This a brief note on a recent book entitled “This Time is Different: Eight Centuries of Financial Folly”, which I thought our readership might enjoy. Carmen M. Reinhart and Kenneth S. Rogoff have been widely quoted in investment commentaries, by other notable academics, and in the financial press. The book discusses financial crises of all sorts, involving up to 66 countries, and going back to the 1300s. It covers debt defaults (sovereign and domestic), hyper-inflation, currency crises, and stock market crashes.
Among the best known books on financial crises is Charles P. Kindleberger’s “Manias, Panics and Financial Crises”. Reinhart and Rogoff’s book stands out in that it catalogues both the surprisingly high repetition of financial crises and the equally surprising frequency of participants who believe “this time is different.”
Below is a summary of the Main Takeaways:
- Excessive debt is a common theme throughout, and is illustrated in the very earliest of financial crises dating back to the 1300s. Related topics include the concept of a “tipping point” in the government debt to GDP ratio.

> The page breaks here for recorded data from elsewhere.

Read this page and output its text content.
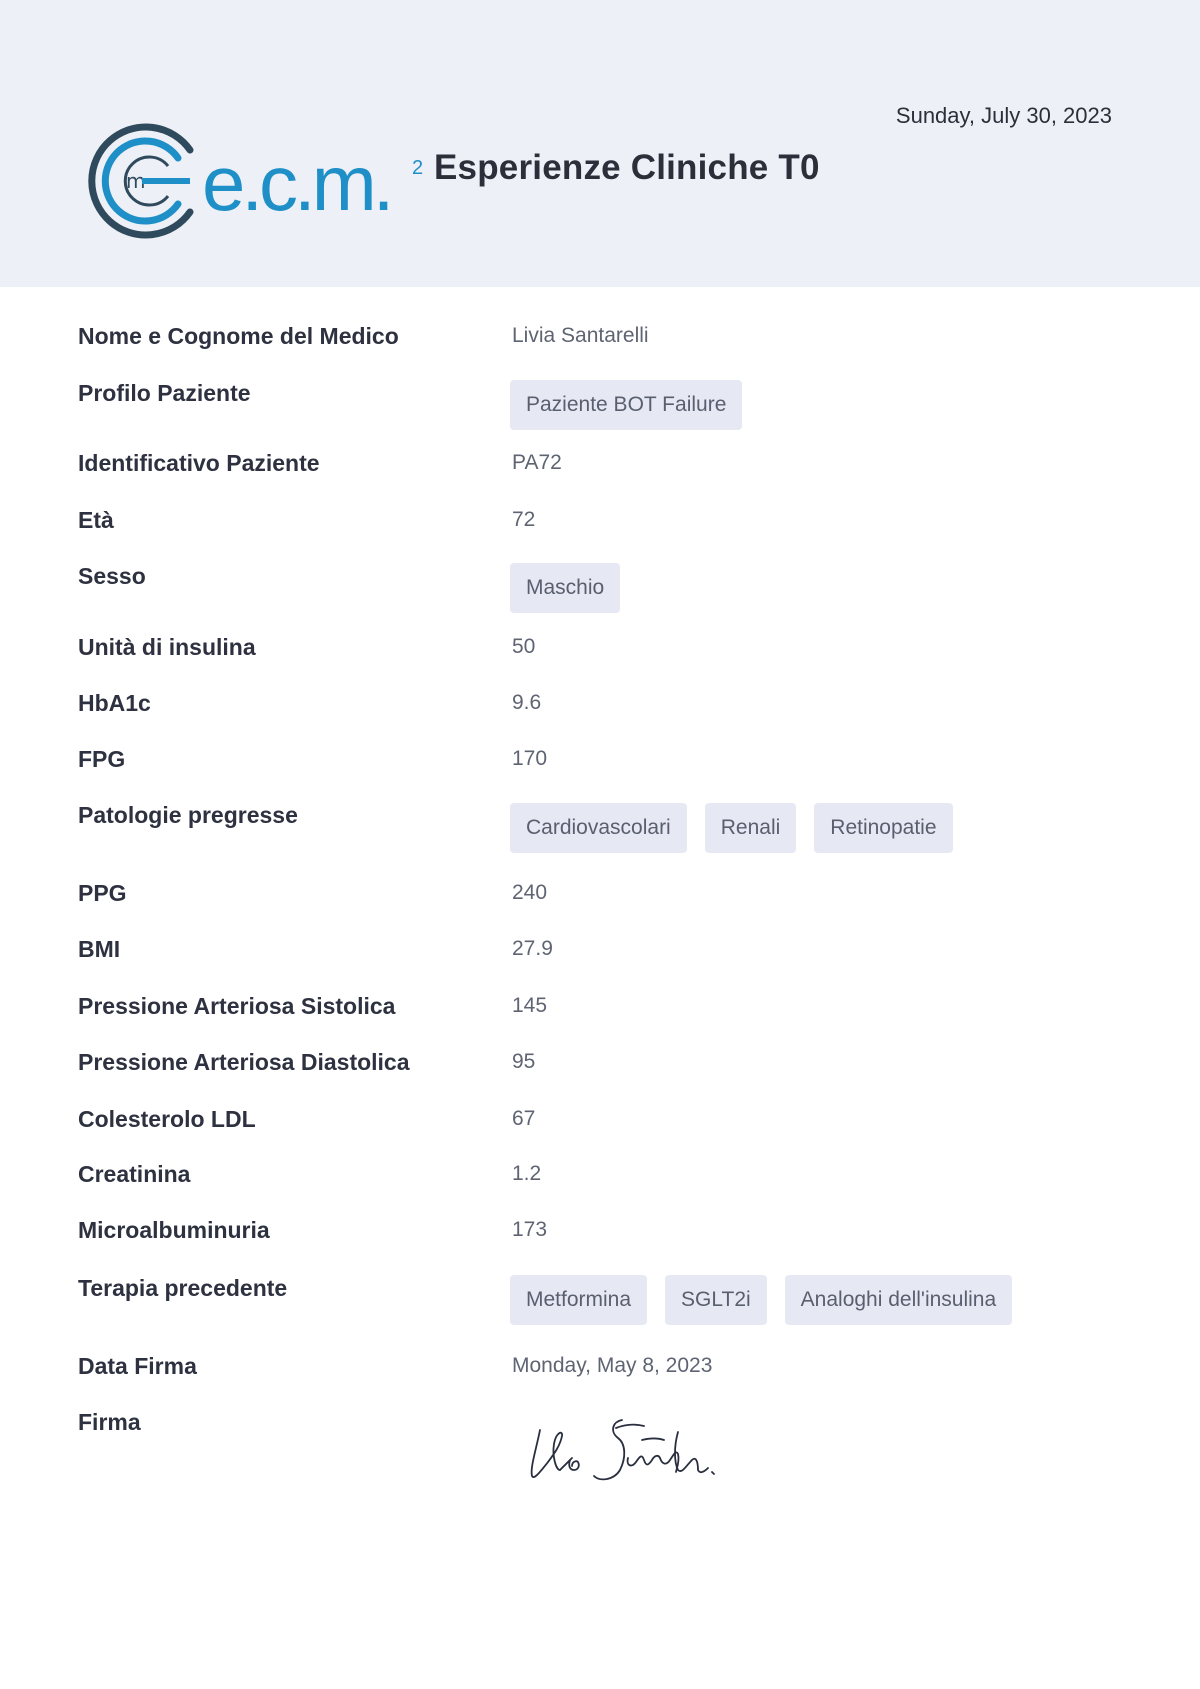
m e.c.m. 2 Esperienze Cliniche T0
Sunday, July 30, 2023
Nome e Cognome del Medico	Livia Santarelli
Profilo Paziente	Paziente BOT Failure
Identificativo Paziente	PA72
Età	72
Sesso	Maschio
Unità di insulina	50
HbA1c	9.6
FPG	170
Patologie pregresse	Cardiovascolari	Renali	Retinopatie
PPG	240
BMI	27.9
Pressione Arteriosa Sistolica	145
Pressione Arteriosa Diastolica	95
Colesterolo LDL	67
Creatinina	1.2
Microalbuminuria	173
Terapia precedente	Metformina	SGLT2i	Analoghi dell'insulina
Data Firma	Monday, May 8, 2023
Firma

- Banking crises are indiscriminate – they happen to both rich and poor countries, in remarkably similar fashion, and unfortunately have the characteristic of ensuing extreme recessions.
- The author’s original work on a “crisis index” is quite valuable in providing a measure for comparing different types of crises across time and country.

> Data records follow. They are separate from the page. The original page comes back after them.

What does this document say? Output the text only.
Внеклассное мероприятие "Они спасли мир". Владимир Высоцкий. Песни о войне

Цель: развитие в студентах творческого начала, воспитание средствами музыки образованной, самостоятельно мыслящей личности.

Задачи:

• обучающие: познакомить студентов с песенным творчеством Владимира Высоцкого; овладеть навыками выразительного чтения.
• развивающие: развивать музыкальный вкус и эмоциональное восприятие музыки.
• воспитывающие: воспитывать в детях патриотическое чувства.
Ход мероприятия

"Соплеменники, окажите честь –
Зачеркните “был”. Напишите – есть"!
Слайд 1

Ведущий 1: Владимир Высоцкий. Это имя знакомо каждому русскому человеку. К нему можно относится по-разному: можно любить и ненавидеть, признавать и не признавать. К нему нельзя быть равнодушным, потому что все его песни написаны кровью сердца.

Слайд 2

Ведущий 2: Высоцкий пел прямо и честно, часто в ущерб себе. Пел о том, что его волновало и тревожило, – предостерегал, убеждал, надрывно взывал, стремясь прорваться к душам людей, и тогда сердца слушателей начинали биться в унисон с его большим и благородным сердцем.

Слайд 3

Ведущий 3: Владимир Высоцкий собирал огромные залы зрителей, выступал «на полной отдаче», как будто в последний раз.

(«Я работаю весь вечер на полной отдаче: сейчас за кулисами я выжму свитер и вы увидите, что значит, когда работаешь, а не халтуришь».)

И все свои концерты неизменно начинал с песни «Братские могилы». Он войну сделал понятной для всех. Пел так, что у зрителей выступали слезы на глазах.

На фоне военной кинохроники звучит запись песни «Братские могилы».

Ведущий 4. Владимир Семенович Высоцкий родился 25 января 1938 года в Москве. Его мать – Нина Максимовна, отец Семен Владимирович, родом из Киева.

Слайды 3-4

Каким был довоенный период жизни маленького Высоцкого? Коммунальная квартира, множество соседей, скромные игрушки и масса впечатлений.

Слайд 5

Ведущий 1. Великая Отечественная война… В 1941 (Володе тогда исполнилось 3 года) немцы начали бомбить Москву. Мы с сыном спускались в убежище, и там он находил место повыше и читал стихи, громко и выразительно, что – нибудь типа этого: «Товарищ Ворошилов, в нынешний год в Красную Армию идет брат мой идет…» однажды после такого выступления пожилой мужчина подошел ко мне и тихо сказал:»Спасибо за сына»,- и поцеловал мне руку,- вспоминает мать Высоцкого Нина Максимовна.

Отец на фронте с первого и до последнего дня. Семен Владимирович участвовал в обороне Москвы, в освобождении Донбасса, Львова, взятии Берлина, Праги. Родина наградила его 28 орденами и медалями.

- Another original contribution is the authors’ “prototype for a sequence of crises”, which draws together the work of many economists, including Kindleberger’s. It illustrates the common patterns in which crises unfold
- The “this time is different” syndrome in the U.S. financial crisis of 2007/8 was a repeat of past excesses and a reluctance to deal with the ensuing problems, even as they were generally recognized. Thinking at the time, for example, included:…Everything is fine because of globalization, the technological boom, the superior U.S. financial system, better understanding of monetary policy, and the phenomenon of securitized debt …
The book covers such a vast array of crises, times, and countries, it was hard for me to summarize briefly. For example, there are 100 pages of appendices and 50 pages of references, including both name and subject indices. Suffice it to say, the book represents an encyclopaedic description of many of the past and very recent financial crises and represents a quite valuable reference work for all involved in financial markets.
Bruce Grantier is President, Airth Inc.